Мертвый, загубленный камень, который ждет! В ту же ночь Микеланджело решил покинуть Рим, где он так внезапно прославился, покинуть город, где останется лишь его имя, навсегда записанное на ленте "Скорбящей матери".
И на другой день, ни с кем не простившись, он уехал во Флоренцию.
НОЧНОЙ ГОСТЬ
Флоренция, август и солнце.
Окна открыты настежь. Леонардо да Винчи в длинном хитоне из легкого, блестящего светло-желтого шелка стоит посреди зала в потоке солнечного света, в котором одежда его сверкает так, словно он облачен в жидкое золото. Выражение лица важное, серьезное. Длинная одежда, длинные седые усы и борода делают его похожим на мага. Поодаль расставлены на поставах картины. Почтительным полукругом стоят ученики, внимательно и робко следя за взглядом маэстро, переходящим от картины к картине, по их работам. Налицо почти все либо приехавшие с ним из Чезены и Милана, либо явившиеся к нему из Рима, Неаполя и Венеции – среди них Джан Аброзио ди Предис, Джованни Антонио Больтраффио, Марко д'Оджоно, Бернардино да Конти, Чезаре да Касто, Франческо Мельци, Бернардино Луини, Джан Пьетро Рицци, которого друзья зовут Падрини или Джанпьетрино. Все они стоят поодаль от маэстро, ожидая, что он скажет. У ног Леонардо, благоговейно взирая на учителя, сидит на подушках любимый его спутник, золотоволосый юноша Андреа Салаино, весь в черном, чтобы еще больше подчеркнуть чистый, алебастровый цвет рук и горла и ослепительно сверкающее золото волос, с которых маэстро пишет золотые волосы своих ангелов.
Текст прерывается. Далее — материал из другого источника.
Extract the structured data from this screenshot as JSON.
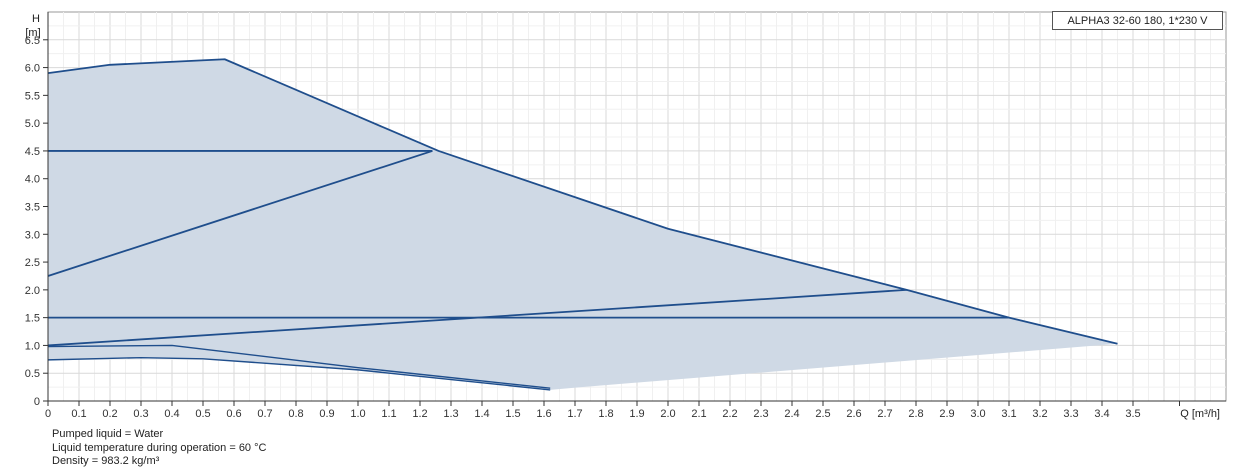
{
  "chart_data": {
    "type": "line",
    "title": "ALPHA3 32-60 180, 1*230 V",
    "ylabel": "H",
    "yunit": "[m]",
    "xlabel": "Q [m³/h]",
    "xlim": [
      0,
      3.8
    ],
    "ylim": [
      0,
      7.0
    ],
    "grid": true,
    "x_ticks": [
      "0",
      "0.1",
      "0.2",
      "0.3",
      "0.4",
      "0.5",
      "0.6",
      "0.7",
      "0.8",
      "0.9",
      "1.0",
      "1.1",
      "1.2",
      "1.3",
      "1.4",
      "1.5",
      "1.6",
      "1.7",
      "1.8",
      "1.9",
      "2.0",
      "2.1",
      "2.2",
      "2.3",
      "2.4",
      "2.5",
      "2.6",
      "2.7",
      "2.8",
      "2.9",
      "3.0",
      "3.1",
      "3.2",
      "3.3",
      "3.4",
      "3.5"
    ],
    "y_ticks": [
      "0",
      "0.5",
      "1.0",
      "1.5",
      "2.0",
      "2.5",
      "3.0",
      "3.5",
      "4.0",
      "4.5",
      "5.0",
      "5.5",
      "6.0",
      "6.5"
    ],
    "operating_area": {
      "color": "#cfd9e5",
      "points": [
        [
          0,
          5.9
        ],
        [
          0.2,
          6.05
        ],
        [
          0.57,
          6.15
        ],
        [
          0.8,
          5.6
        ],
        [
          1.0,
          5.12
        ],
        [
          1.26,
          4.5
        ],
        [
          2.0,
          3.1
        ],
        [
          2.77,
          2.0
        ],
        [
          3.1,
          1.5
        ],
        [
          3.45,
          1.03
        ],
        [
          1.72,
          0.25
        ],
        [
          1.62,
          0.2
        ],
        [
          1.0,
          0.56
        ],
        [
          0.5,
          0.76
        ],
        [
          0.3,
          0.78
        ],
        [
          0,
          0.74
        ]
      ]
    },
    "series": [
      {
        "color": "#1f4e8c",
        "points": [
          [
            0,
            5.9
          ],
          [
            0.2,
            6.05
          ],
          [
            0.57,
            6.15
          ],
          [
            0.8,
            5.6
          ],
          [
            1.0,
            5.12
          ],
          [
            1.26,
            4.5
          ],
          [
            2.0,
            3.1
          ],
          [
            2.77,
            2.0
          ],
          [
            3.1,
            1.5
          ],
          [
            3.45,
            1.03
          ]
        ]
      },
      {
        "color": "#1f4e8c",
        "points": [
          [
            0,
            4.5
          ],
          [
            1.24,
            4.5
          ]
        ]
      },
      {
        "color": "#1f4e8c",
        "points": [
          [
            0,
            2.25
          ],
          [
            1.24,
            4.5
          ]
        ]
      },
      {
        "color": "#1f4e8c",
        "points": [
          [
            0,
            1.5
          ],
          [
            3.1,
            1.5
          ]
        ]
      },
      {
        "color": "#1f4e8c",
        "points": [
          [
            0,
            1.0
          ],
          [
            2.77,
            2.0
          ]
        ]
      },
      {
        "color": "#1f4e8c",
        "points": [
          [
            0,
            0.74
          ],
          [
            0.3,
            0.78
          ],
          [
            0.5,
            0.76
          ],
          [
            1.0,
            0.56
          ],
          [
            1.62,
            0.2
          ]
        ]
      },
      {
        "color": "#1f4e8c",
        "points": [
          [
            0,
            0.98
          ],
          [
            0.4,
            1.0
          ],
          [
            1.0,
            0.6
          ],
          [
            1.62,
            0.23
          ]
        ]
      }
    ]
  },
  "notes": [
    "Pumped liquid = Water",
    "Liquid temperature during operation = 60 °C",
    "Density = 983.2 kg/m³"
  ]
}
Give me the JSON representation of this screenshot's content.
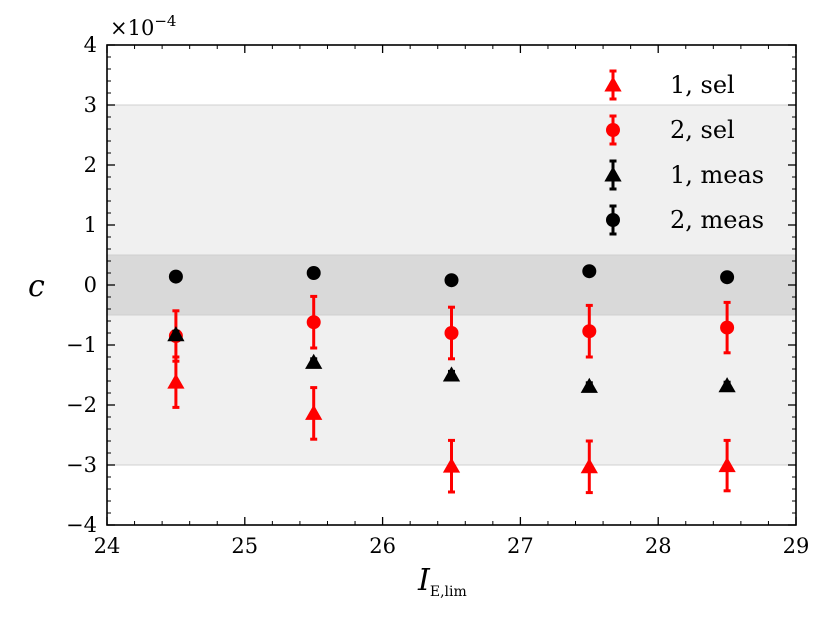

Это Андреа Салаино, юноша, отличающийся женственной красотой, стройный и нежный, тесная близость с которым дала повод к неприятному для маэстро расследованию еще в Милане и о котором рассказывают такие вещи, что добрый христианин хоть уши затыкай! Теперь, устремив преданный взгляд на маэстро, он перебирает длинными пальцами в перстнях струны лютни, звуки которой трепещут в залитом солнцем зале. Поодаль стоит другой юноша – с блестящими черными кудрями, мягко вьющимися по его хрупким плечам, он смотрит на маэстро с нетерпением, жаждая его речей больше, чем остальные, хоть он и не его ученик. Это молодой, семнадцатилетний живописец Рафаэль Санти, родом из Урбино, сын купца, живописца и поэта Джованни Санти, приехавший во Флоренцию с препоручительным письмом от Джованни делла Ровере, жены римского префекта, к пожизненному флорентийскому гонфалоньеру Пьеро Содерини. Алкая поучений, он ждет не дождется, пока медлительный маэстро покончит с остальными.